Presenting the entirety of his latest and greatest album, ‘Carrie & Lowell‘ (released March 31, 2015 via Asthmatic Kitty), Suf’s Halloween concert provided few surprises (save the notable quirky and charming Sufjan Stevens “Hotline Bling” cover alongside the impossibly silky and unstoppable falsetto of R&B opener Gallant). Written as an album-length exploration of the prolonged trauma that struck Sufjan following the death of his troubled and at-times-estranged mother, ‘Carrie & Lowell‘ listens like the musical equivalent of a home movie – snippets of sound that intrigue and repel outsiders in their grainy simplicity.
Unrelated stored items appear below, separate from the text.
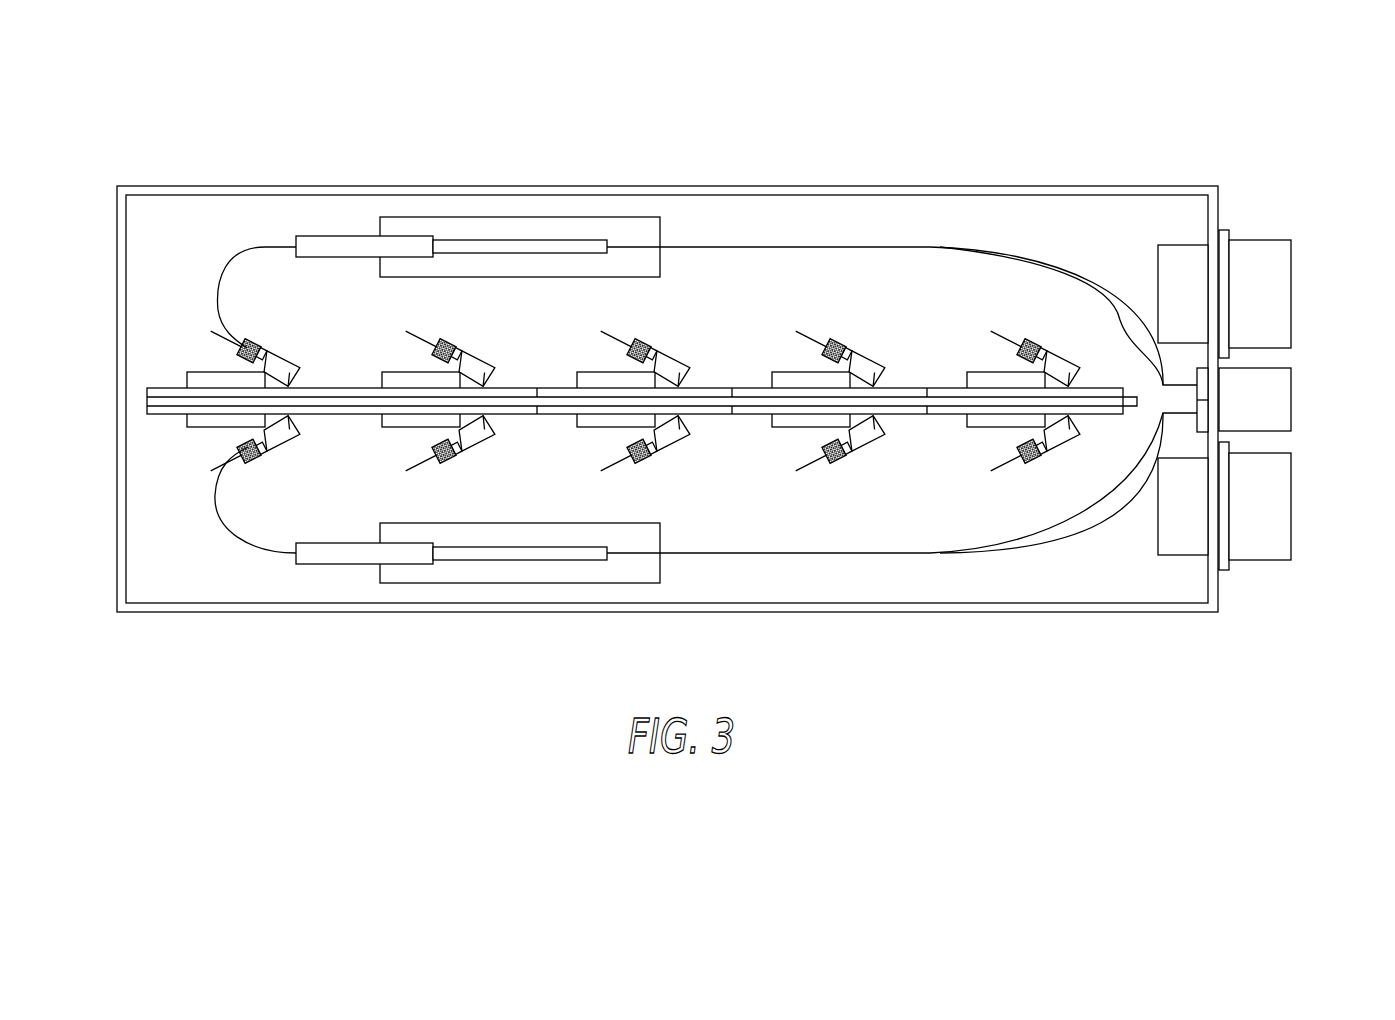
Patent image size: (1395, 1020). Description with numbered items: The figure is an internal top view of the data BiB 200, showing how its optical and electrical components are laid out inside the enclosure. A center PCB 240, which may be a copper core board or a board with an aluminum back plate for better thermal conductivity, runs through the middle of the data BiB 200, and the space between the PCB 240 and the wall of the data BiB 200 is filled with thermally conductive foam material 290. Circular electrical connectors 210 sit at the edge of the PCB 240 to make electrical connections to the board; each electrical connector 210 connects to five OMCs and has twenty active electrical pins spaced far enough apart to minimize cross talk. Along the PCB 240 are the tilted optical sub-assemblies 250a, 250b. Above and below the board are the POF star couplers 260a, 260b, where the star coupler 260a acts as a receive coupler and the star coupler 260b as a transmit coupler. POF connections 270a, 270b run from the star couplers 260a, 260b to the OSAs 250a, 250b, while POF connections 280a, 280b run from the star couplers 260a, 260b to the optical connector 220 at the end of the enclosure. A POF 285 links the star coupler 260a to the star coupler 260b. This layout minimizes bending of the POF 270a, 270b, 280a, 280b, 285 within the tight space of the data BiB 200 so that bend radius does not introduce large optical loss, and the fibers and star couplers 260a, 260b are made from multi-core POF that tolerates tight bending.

The data BiB 200 is at (455, 672).
The circular electrical connector 210 is at (1258, 264).
The optical connector 220 is at (1270, 398).
The PCB 240 is at (147, 401).
The optical sub-assembly 250a is at (290, 440).
The optical sub-assembly 250b is at (293, 383).
The POF star coupler 260a is at (538, 584).
The POF star coupler 260b is at (532, 217).
The POF connection 270a is at (249, 546).
The POF connection 270b is at (243, 249).
The POF connection 280a is at (1087, 523).
The POF connection 280b is at (1050, 263).
The POF 285 is at (1108, 278).
The thermally conductive foam material 290 is at (875, 575).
Sufjan performs with a small band before a backdrop of several long, thin screens that project images of either landscapes or home movies. As an ensemble, the screens form a picket fence, and the rapt audience watches, invested in the singer’s soft bruised-wing-of-a-voice delivery, becoming neighbors in grief.
With minimal reverb, and a small band of keen multi-instrumentalists, Sufjan’s show, in all its crackly rawness, had the air of an acoustic show among friends, despite the capacity crowd at the cavernous 3,000 seat Loew’s Theatre. In “Eugene“, Sufjan’s voice became a whisper, stumbling through lyrics as the crowd completed the lines.
In the final encore before Sufjan’s Drake moves of the night bubbled beyond the emotionally tense surface, “Chicago,” played in a spare, acoustic version, sounded like a prayer; “I made a lot of mistakes” reverberating silently across the thousands in attendance, all of us like Stevens, despite our costumes, emotionally naked on Halloween.